21 settembre 2017 22:04 di danila

In Italia non succedeva dal 1997: nella notte tra il 2 e il 3 settembre, Sofia, una bambina di 4 anni, è morta nell’ospedale di Brescia dopo aver contratto la malaria celebrale, portata dalla zanzara Anopheles. La piccola avrebbe avuto febbre alta per tutta la settimana, ma sabato la situazione, all’arrivo in ospedale, è precipitata. Purtroppo, nonostante siano partite le prime terapie in tempi rapidissimi, la bambini non ce l’ha fatta. Molti hanno sostenuto che Sofia abbia contratto la malaria i giorni in cui era ricoverata all’ospedale di Trento,  intorno all’ultima settimana di agosto, quando  è arrivata, nello stesso ospedale, una famiglia del Burkina Faso di ritorno da un viaggio nel loro paese, perché le due bambine avevano contratto la malaria. Ma in merito Peter Kremsner, specialista nel campo delle malattie infettive,  ha negato questa possibilità perché occorrono circa due settimane per lo sviluppo del parassita, ed essendo Sofia stata dimessa il 20, i tempi non coinciderebbero con il giorno della sua morte.

Nella seconda settimana di settembre, invece, tre persone ad Anzio, a 50 km a sud di Roma, sono risultate positive alla malaria. Nessuna di queste ha viaggiato all’estero, quindi presumibilmente sono state punte nella zona. La regione Lazio ha imposto la disinfestazione nel piccolo comune. A questi casi bisogna aggiungerne altri 10: 5 a Roma e 5 sempre ad Anzio, raggiungendo 86 casi nel giro di poche settimane (dato aggiornato al 21 settembre 2017).

Di questi giorni, invece, è il caso di una donna africana, residente a Forlì, ricoverata nel reparto Infettivi dell’Infermi di Rimini per aver contratto la malaria durante un viaggio nel suo paese di origine. Appena rientrata in città, ha iniziato ad avvertire i primi sintomi. La 39enne, incinta, fortunatamente è in buone condizioni, verrà infatti dimessa nei prossimi giorni.

E mentre c’è chi rispolvera la circolare del Ministero della Salute del 27 dicembre 2016 nella quale si legge che “l’80% dei casi di malaria sono da registrarsi tra immigrati regolarmente residenti in Italia e tornati nel paese di origine in visita a parenti ed amici“, c’è chi è in cerca di risposte per capire se davvero di allarme malaria in Italia si può parlare.

La ministra della Salute, Beatrice Lorenzin, a proposito dei casi nel Lazio, ha tenuto a precisare: “Non si può negare che nella Capitale esista un problema di igiene.
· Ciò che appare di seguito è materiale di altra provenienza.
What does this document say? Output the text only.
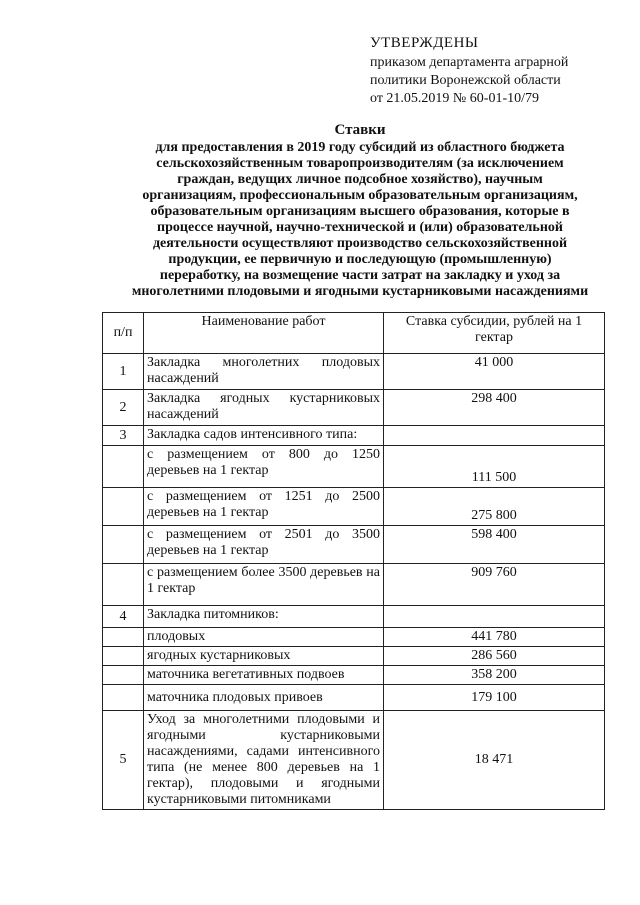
УТВЕРЖДЕНЫ
приказом департамента аграрной
политики Воронежской области
от 21.05.2019 № 60-01-10/79
Ставки
для предоставления в 2019 году субсидий из областного бюджета
сельскохозяйственным товаропроизводителям (за исключением
граждан, ведущих личное подсобное хозяйство), научным
организациям, профессиональным образовательным организациям,
образовательным организациям высшего образования, которые в
процессе научной, научно-технической и (или) образовательной
деятельности осуществляют производство сельскохозяйственной
продукции, ее первичную и последующую (промышленную)
переработку, на возмещение части затрат на закладку и уход за
многолетними плодовыми и ягодными кустарниковыми насаждениями
п/п	Наименование работ	Ставка субсидии, рублей на 1 гектар
1	Закладка многолетних плодовых насаждений	41 000
2	Закладка ягодных кустарниковых насаждений	298 400
3	Закладка садов интенсивного типа:	
	с размещением от 800 до 1250 деревьев на 1 гектар	111 500
	с размещением от 1251 до 2500 деревьев на 1 гектар	275 800
	с размещением от 2501 до 3500 деревьев на 1 гектар	598 400
	с размещением более 3500 деревьев на 1 гектар	909 760
4	Закладка питомников:	
	плодовых	441 780
	ягодных кустарниковых	286 560
	маточника вегетативных подвоев	358 200
	маточника плодовых привоев	179 100
5	Уход за многолетними плодовыми и ягодными кустарниковыми насаждениями, садами интенсивного типа (не менее 800 деревьев на 1 гектар), плодовыми и ягодными кустарниковыми питомниками	18 471
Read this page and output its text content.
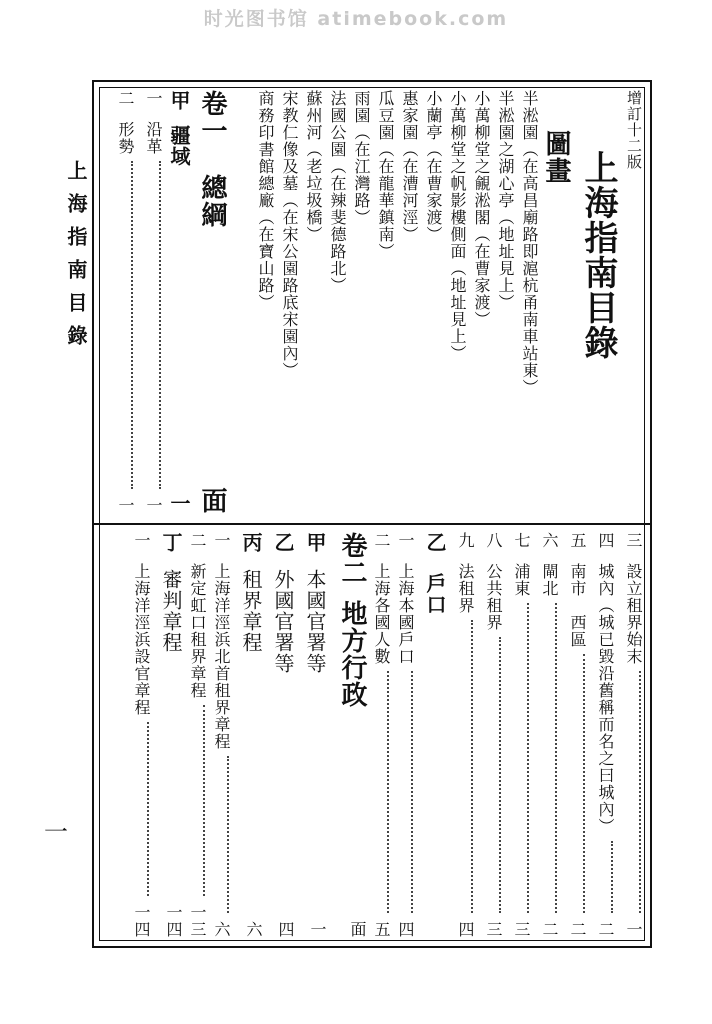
时光图书馆 atimebook.com
上 海 指 南 目 錄
一
增訂十二版
上海指南目錄
圖畫
半淞園（在高昌廟路即滬杭甬南車站東）
半淞園之湖心亭（地址見上）
小萬柳堂之覦淞閣（在曹家渡）
小萬柳堂之帆影樓側面（地址見上）
小蘭亭（在曹家渡）
惠家園（在漕河涇）
瓜豆園（在龍華鎮南）
雨園（在江灣路）
法國公園（在辣斐德路北）
蘇州河（老垃圾橋）
宋教仁像及墓（在宋公園路底宋園內）
商務印書館總廠（在寶山路）
卷一
總綱
面
甲
疆域
一
一
沿革
一
二
形勢
一
三
設立租界始末
一
四
城內（城已毀沿舊稱而名之曰城內）
二
五
南市　西區
二
六
閘北
二
七
浦東
三
八
公共租界
三
九
法租界
四
乙
戶口
一
上海本國戶口
四
二
上海各國人數
五
卷二
地方行政
面
甲
本國官署等
一
乙
外國官署等
四
丙
租界章程
六
一
上海洋涇浜北首租界章程
六
二
新定虹口租界章程
一三
丁
審判章程
一四
一
上海洋涇浜設官章程
一四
Topi, blatte, zanzare, gabbiani, cinghiali in città sono un problema che va affrontato. Direi che manca la programmazione. Il ministero fa attività di controllo e monitoraggio, con il Commissario avevamo avviato un progetto, spero che l’amministrazione attuale lo riprenda in mano“.
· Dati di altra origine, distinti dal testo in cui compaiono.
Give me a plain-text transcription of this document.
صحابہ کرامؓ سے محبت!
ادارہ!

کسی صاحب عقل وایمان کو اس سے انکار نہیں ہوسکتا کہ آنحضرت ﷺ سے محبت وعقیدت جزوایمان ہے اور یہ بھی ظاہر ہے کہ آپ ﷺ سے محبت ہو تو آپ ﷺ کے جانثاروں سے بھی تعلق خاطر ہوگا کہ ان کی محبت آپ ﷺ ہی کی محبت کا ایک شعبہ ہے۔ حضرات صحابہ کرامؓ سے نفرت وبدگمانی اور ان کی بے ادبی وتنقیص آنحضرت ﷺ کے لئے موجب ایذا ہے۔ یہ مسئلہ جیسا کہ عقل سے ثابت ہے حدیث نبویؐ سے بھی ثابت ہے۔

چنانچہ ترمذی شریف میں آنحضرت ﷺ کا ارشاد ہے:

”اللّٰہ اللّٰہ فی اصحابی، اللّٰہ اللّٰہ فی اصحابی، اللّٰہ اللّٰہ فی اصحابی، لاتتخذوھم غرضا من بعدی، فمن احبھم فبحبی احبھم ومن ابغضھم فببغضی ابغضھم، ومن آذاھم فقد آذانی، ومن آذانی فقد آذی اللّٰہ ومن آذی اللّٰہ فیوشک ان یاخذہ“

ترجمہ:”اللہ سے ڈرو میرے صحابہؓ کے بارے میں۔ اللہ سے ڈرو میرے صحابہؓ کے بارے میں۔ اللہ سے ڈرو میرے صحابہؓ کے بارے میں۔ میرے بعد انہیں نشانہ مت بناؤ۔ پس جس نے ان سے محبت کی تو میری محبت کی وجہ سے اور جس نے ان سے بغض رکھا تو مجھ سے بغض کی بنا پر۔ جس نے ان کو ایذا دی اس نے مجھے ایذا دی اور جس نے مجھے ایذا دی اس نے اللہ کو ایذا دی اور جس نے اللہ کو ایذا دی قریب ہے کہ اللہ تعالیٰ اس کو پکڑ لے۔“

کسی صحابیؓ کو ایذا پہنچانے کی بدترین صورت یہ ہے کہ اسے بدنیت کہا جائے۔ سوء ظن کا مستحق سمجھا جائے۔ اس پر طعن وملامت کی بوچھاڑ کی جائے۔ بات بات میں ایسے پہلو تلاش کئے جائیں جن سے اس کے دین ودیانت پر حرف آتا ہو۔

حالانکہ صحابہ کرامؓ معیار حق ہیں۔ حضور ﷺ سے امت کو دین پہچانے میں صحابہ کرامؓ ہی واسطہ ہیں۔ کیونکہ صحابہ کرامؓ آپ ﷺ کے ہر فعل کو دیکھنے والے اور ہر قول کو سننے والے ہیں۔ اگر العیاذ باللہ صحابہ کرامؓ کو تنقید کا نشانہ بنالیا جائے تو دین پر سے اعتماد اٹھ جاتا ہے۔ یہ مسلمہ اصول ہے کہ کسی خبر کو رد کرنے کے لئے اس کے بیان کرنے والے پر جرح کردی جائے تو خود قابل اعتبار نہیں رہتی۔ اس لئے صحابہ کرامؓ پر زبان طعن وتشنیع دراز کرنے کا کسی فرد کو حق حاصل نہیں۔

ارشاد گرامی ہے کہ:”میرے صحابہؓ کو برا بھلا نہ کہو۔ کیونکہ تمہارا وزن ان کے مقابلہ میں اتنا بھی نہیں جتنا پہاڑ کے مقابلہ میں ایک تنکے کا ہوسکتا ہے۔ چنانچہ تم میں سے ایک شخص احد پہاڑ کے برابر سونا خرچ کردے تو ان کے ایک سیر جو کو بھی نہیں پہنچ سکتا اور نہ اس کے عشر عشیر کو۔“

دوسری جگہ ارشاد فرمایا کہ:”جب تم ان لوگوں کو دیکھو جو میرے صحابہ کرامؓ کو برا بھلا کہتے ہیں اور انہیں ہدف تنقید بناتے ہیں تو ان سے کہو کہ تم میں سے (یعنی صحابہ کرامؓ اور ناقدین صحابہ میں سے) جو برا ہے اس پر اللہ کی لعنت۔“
Si esclude il rischio di infezione nel nostro paese, piuttosto si vuole puntare l’attenzione sul riconoscimento dei sintomi, che sono simili a quelli di una forte influenza, quindi febbre alta, cefalee, brividi, nausea e dolori alle articolazioni. Quanto meno si cerca di informare la popolazione italiana sugli eventuali sintomi.